Kategoria 1. Only Uć
- DST 56.30km
- Teren 2.10km
- Czas 02:09
- VAVG 26.19km/h
- Temperatura 22.0°C
- Sprzęt MERIDA KALAHARI 500
- Aktywność Jazda na rowerze
Psobota w pSokolnikach
Sobota, 17 września 2016 · dodano: 17.09.2016 | Komentarze 2
Trasa:Do Sokolnik (przez Zgierz i dodatkowo pętelkując aż po Ozorków) - i z powrotem (tradycyjną trasą przez Palestynę i skrótując na koniec terenowo przez Las Łagiewnicki).
A w Sokolnikach u rodziców M. aż 4 psy! - nasz, który dojechał tramwajowo z M. i 3 psy - z czego dwie znajdy nowe - Dżekuś od Kuzyna i Tobik z ozorkowskiego rynku. Harmidru co niemiara, ale jakoś się wszyscy ze wszystkimi nie pogryźli. Z niewątpliwych atrakcji - grill ;)
Ze względu na silny wiatr (rano z E, a przed wieczorem z NE) jechało się specyficznie - rano przeważnie z górki z tylno-bocznym wiatrem 28,1 km w zaledwie godzinę - powrót pod górkę i przy (na szczęście!) bocznym wietrze oraz maksymalnie lasami - więc też nie tak bardzo źle.
Sakwy w jedną stronę lekkie, w drugą - m.in. z sernikiem ;)
Prawie na koniec w Arturówku test 200 m czegoś, co zrobiono niedawno wokół stawów - początkowo myślałem (ze względu na regularne kształty) że to jakaś betonka posypana drobniuteńkim żwirkiem, więc byłem skłonny zaliczyć to do nawierzchni utwardzonych - ale na koniec powierciłem paluszkiem - a to miękkie jest raczej, więc uznałem to jednak za jazdę w terenie. Pewnie po zimie i tak spłynie wraz ze śniegami do stawu ;)
Kategoria 2. Opłotki, czyli mniej niż seta
- DST 7.90km
- Czas 00:25
- VAVG 18.96km/h
- Temperatura 32.0°C
- Sprzęt MERIDA KALAHARI 500
- Aktywność Jazda na rowerze
Uć ekspresowo nieprzejezdna
Piątek, 16 września 2016 · dodano: 16.09.2016 | Komentarze 0
Odhuańń - p. - Odhuańń.Chyba zacznę biegać piechotą, bo średnia niebezpiecznie zbliża się do tempa dobrego piechura - jak nie korek-gigant to fala czerwonych świateł :/
Po południu jeszcze dwie służbowe sprawy (Konsorcjum i poczta).

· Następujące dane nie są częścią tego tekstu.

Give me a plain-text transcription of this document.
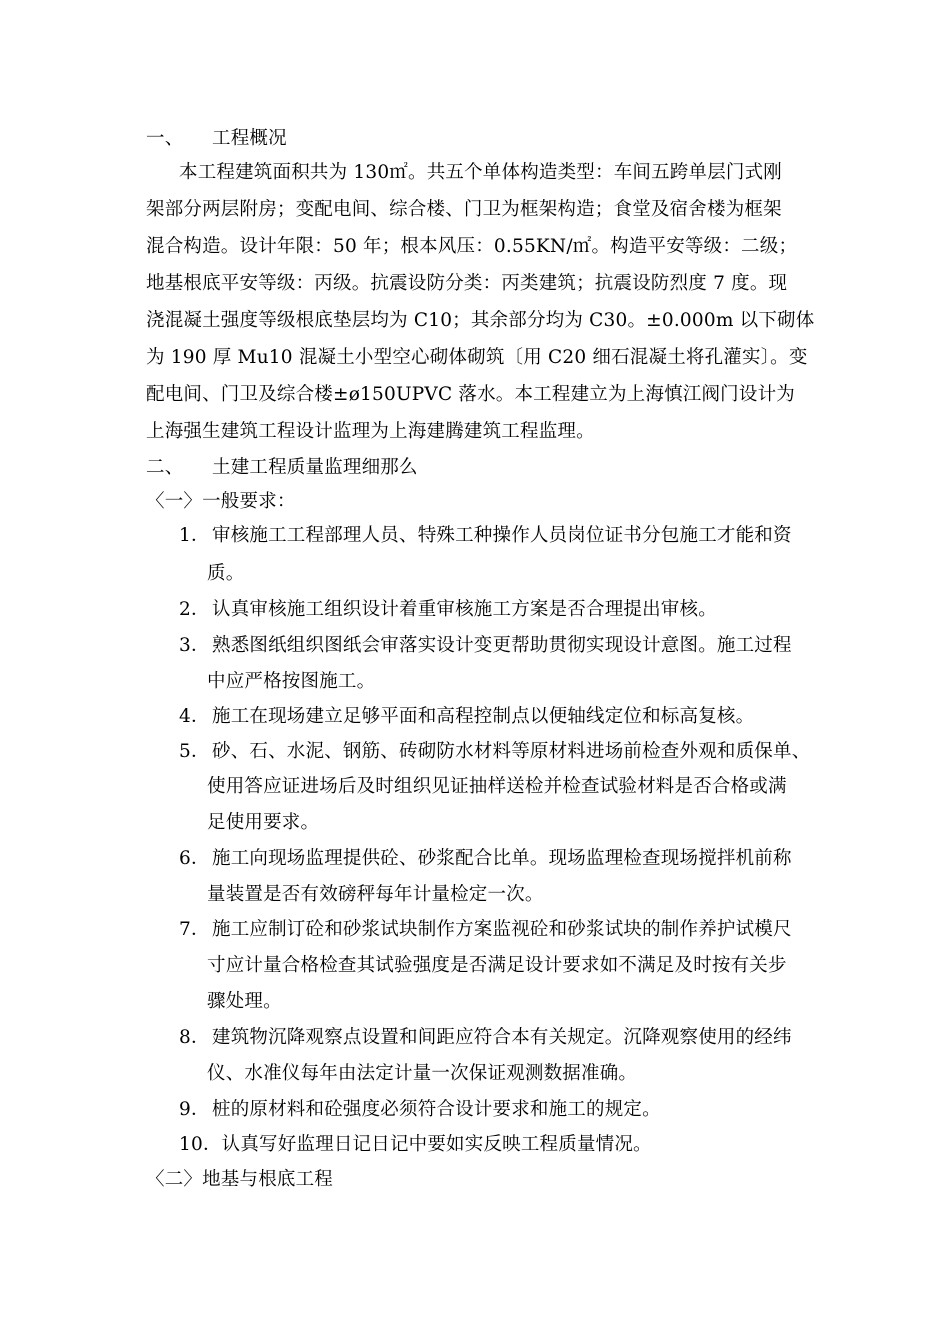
一、 工程概况
本工程建筑面积共为 130㎡。共五个单体构造类型：车间五跨单层门式刚
架部分两层附房；变配电间、综合楼、门卫为框架构造；食堂及宿舍楼为框架
混合构造。设计年限：50 年；根本风压：0.55KN/㎡。构造平安等级：二级；
地基根底平安等级：丙级。抗震设防分类：丙类建筑；抗震设防烈度 7 度。现
浇混凝土强度等级根底垫层均为 C10；其余部分均为 C30。±0.000m 以下砌体
为 190 厚 Mu10 混凝土小型空心砌体砌筑〔用 C20 细石混凝土将孔灌实〕。变
配电间、门卫及综合楼±ø150UPVC 落水。本工程建立为上海慎江阀门设计为
上海强生建筑工程设计监理为上海建腾建筑工程监理。
二、 土建工程质量监理细那么
〈一〉一般要求：
1． 审核施工工程部理人员、特殊工种操作人员岗位证书分包施工才能和资
质。
2． 认真审核施工组织设计着重审核施工方案是否合理提出审核。
3． 熟悉图纸组织图纸会审落实设计变更帮助贯彻实现设计意图。施工过程
中应严格按图施工。
4． 施工在现场建立足够平面和高程控制点以便轴线定位和标高复核。
5． 砂、石、水泥、钢筋、砖砌防水材料等原材料进场前检查外观和质保单、
使用答应证进场后及时组织见证抽样送检并检查试验材料是否合格或满
足使用要求。
6． 施工向现场监理提供砼、砂浆配合比单。现场监理检查现场搅拌机前称
量装置是否有效磅秤每年计量检定一次。
7． 施工应制订砼和砂浆试块制作方案监视砼和砂浆试块的制作养护试模尺
寸应计量合格检查其试验强度是否满足设计要求如不满足及时按有关步
骤处理。
8． 建筑物沉降观察点设置和间距应符合本有关规定。沉降观察使用的经纬
仪、水准仪每年由法定计量一次保证观测数据准确。
9． 桩的原材料和砼强度必须符合设计要求和施工的规定。
10．认真写好监理日记日记中要如实反映工程质量情况。
〈二〉地基与根底工程
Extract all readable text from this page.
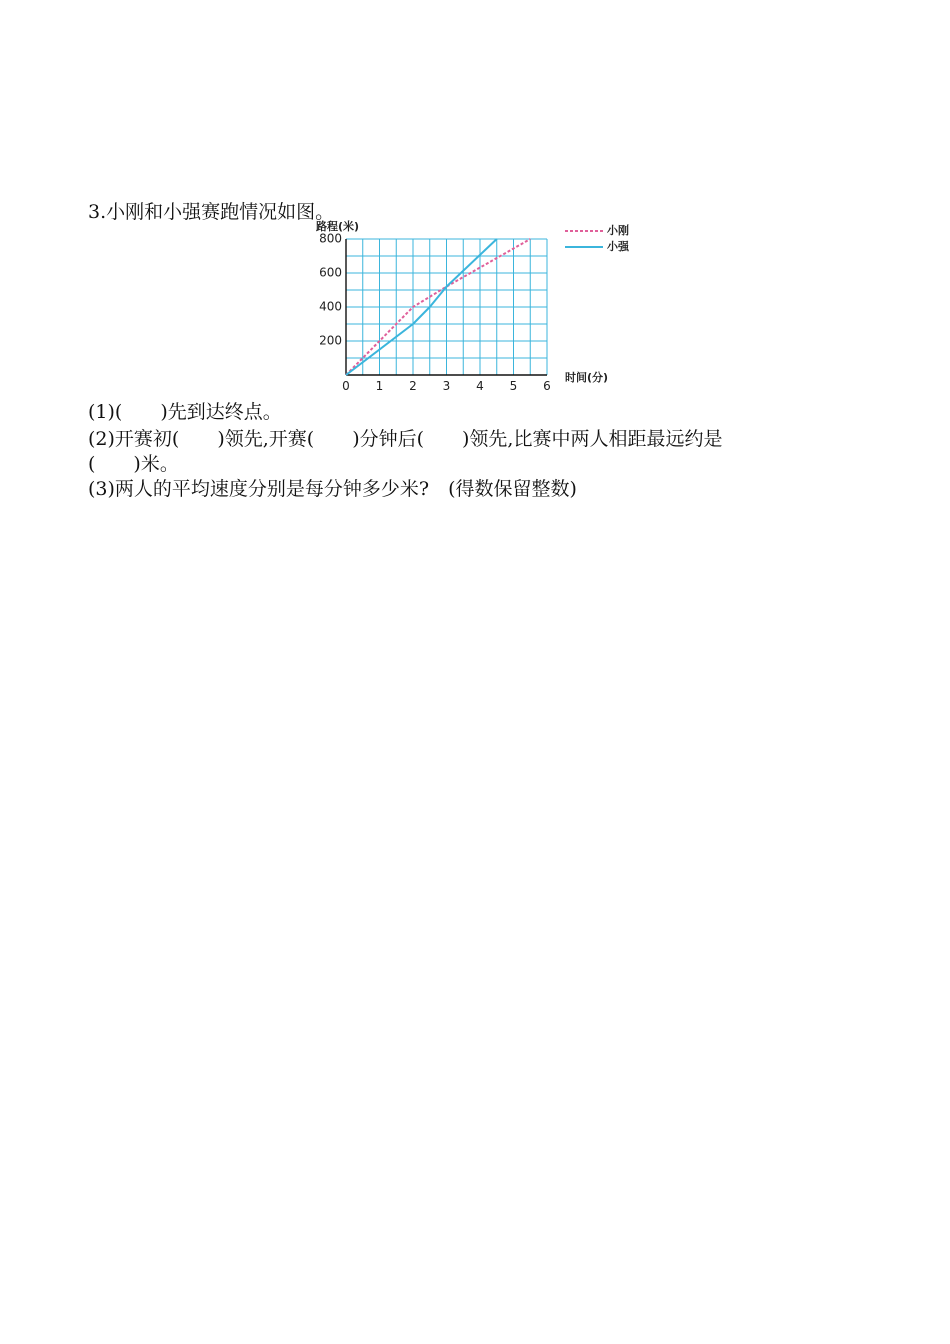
3.小刚和小强赛跑情况如图。
0 1 2 3 4 5 6
200
400
600
800
路程(米)
时间(分)
小刚
小强
(1)(　　)先到达终点。
(2)开赛初(　　)领先,开赛(　　)分钟后(　　)领先,比赛中两人相距最远约是
(　　)米。
(3)两人的平均速度分别是每分钟多少米?　(得数保留整数)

Sakwy podczas powrotu wypchane trzema pudłami kawowych kapsułek do ekspresu, bo ktoś "mundrze" kupił kiedyś do służbowego klasycznego ekspresu ciśnieniowego - a że w Odhuańńi jest kapsułkowy, to się wreszcie przydadzą :D
Nadal gorąco, ale to już chyba wg prognoz ostatni dzień upałów! :D
Kategoria 1. Only Uć
- DST 7.60km
- Czas 00:22
- VAVG 20.73km/h
- Temperatura 30.0°C
- Sprzęt MERIDA KALAHARI 500
- Aktywność Jazda na rowerze
Uć jak zwykle
Czwartek, 15 września 2016 · dodano: 15.09.2016 | Komentarze 0
Odhuańń - p. - Odhuańń.Korki, korki, korki...
Np. rano jechałem 10 minut - a stałem - 7.
Sakwy lekkie, wiatr dość słaby z E.
Kategoria 1. Only Uć
- DST 7.80km
- Czas 00:20
- VAVG 23.40km/h
- Temperatura 30.0°C
- Sprzęt MERIDA KALAHARI 500
- Aktywność Jazda na rowerze
Uć nieco żwawsza
Środa, 14 września 2016 · dodano: 14.09.2016 | Komentarze 2
Trasa codzienna.Rano pięknie ominięte 3 kolejne korki - na szczęście tym razem żaden kierowca nie ustawił się "entelygentnie" przy krawężniku - i auta grzecznie stały w tworzonych przez siebie korkach - a ja - myk obok :)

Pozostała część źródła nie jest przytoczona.